The pill, which is marketed as a preventer of stomach ulcers, is offered with another drug - mifepristone - by the NHS in terminations.

The holding of 186,000 shares in India's FDC, worth £467,800, was bought by Mr Rees-Mogg's Somerset Capital Management and have since been sold, according to The Sunday Mirror.

He owns a 15 per cent share in the London-based Somerset Capital Management firm.

Speaking to the paper about the Indonesian firm, the 48-year-old devout Catholic, who has been tipped as a future Tory leader said: "I don't manage the funds and haven't done so since I became an MP.

"But the funds have to be run in accordance with the requirements of the investors and not according to my religious beliefs.
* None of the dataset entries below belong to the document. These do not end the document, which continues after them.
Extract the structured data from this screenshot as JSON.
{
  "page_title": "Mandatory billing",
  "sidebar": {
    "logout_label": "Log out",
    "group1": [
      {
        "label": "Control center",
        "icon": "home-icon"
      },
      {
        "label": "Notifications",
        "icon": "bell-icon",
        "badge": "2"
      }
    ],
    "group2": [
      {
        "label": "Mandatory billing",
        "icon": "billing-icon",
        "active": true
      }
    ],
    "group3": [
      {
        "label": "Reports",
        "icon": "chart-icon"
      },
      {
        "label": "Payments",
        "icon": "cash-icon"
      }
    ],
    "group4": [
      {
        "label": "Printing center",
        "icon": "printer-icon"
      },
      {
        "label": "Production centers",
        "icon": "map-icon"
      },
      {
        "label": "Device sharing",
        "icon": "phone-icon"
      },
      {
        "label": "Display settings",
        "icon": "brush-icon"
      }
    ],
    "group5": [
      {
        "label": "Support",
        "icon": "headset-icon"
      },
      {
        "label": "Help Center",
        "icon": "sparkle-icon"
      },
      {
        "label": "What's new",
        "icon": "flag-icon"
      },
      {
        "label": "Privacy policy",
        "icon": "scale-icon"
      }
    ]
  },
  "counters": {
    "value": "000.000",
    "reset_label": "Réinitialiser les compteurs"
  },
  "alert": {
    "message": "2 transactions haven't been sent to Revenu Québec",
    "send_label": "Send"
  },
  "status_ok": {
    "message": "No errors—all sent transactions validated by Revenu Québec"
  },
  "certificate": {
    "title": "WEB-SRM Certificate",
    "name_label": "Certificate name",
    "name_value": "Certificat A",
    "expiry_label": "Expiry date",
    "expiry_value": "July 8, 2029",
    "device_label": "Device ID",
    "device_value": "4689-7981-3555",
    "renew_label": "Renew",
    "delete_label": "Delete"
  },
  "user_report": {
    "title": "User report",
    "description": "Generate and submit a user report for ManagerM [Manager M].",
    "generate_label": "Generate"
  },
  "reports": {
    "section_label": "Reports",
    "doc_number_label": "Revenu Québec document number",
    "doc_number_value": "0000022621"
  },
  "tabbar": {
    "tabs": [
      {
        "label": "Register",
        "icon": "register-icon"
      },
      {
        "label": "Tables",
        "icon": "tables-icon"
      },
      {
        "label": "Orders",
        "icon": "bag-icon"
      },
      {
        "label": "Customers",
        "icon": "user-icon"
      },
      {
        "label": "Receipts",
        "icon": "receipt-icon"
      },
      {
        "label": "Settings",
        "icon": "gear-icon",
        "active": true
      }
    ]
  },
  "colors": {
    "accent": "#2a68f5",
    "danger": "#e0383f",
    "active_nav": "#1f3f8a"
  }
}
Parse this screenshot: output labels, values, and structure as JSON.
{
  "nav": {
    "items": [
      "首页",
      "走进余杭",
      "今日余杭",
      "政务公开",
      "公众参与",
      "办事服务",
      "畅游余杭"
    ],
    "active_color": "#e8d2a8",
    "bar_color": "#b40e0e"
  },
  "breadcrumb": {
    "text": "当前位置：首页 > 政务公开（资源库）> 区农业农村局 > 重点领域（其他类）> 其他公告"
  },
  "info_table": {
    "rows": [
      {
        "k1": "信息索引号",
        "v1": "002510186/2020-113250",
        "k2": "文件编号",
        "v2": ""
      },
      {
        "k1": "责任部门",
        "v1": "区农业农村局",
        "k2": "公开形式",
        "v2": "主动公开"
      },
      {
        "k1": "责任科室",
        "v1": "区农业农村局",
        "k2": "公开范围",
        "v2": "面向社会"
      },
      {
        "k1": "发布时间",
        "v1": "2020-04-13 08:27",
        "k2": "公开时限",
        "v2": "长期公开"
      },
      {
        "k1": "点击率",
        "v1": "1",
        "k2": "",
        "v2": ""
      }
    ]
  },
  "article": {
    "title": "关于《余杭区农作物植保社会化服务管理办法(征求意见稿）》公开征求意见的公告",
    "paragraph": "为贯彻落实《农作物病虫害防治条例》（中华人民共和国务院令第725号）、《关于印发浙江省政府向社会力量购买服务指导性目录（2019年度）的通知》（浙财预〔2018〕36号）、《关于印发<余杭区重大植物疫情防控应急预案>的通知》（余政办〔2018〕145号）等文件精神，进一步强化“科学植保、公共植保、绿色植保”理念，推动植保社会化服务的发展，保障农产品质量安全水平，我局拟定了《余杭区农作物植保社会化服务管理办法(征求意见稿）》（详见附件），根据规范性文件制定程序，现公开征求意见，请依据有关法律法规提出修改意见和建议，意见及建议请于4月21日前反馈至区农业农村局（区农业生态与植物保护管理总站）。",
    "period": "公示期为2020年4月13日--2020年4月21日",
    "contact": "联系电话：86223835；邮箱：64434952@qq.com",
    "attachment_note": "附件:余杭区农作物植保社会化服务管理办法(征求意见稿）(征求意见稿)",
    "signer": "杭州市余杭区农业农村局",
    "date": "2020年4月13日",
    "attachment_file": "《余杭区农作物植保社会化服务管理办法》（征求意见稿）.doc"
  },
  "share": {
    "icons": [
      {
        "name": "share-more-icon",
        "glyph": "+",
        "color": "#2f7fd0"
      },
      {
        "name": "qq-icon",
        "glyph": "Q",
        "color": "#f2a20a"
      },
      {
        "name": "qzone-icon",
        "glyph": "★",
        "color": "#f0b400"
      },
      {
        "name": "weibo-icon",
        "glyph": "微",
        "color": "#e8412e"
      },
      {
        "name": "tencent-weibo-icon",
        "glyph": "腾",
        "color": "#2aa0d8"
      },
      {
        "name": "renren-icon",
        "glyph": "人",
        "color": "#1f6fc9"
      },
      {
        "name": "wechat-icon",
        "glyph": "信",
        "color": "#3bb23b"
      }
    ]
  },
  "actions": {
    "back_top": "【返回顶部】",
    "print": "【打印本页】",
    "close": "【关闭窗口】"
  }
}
"It would be wrong to pretend that I like it but the world is not always what you want it to be."

The father of six previously defended his investment in Kalbe Farma because abortion is illegal in Indonesia and the pills are not openly sold for the purpose of abortions.

Abortion is illegal in Indonesia except in cases where a woman's life is in danger, a woman has been raped or there is foetal impairment. The consent of a husband is also required.

Mr Rees-Mogg said Kalbe Farma obeyed Indonesian law and that he hadn't been aware that the company made misoprostol - which is sold under the brand Invitec.

However, speaking about the decision to stop investing in FDC, he told the Sunday Times: "I am glad to say it's a stock that we no longer hold. I would not try to defend investing in companies that did things I believe are morally wrong."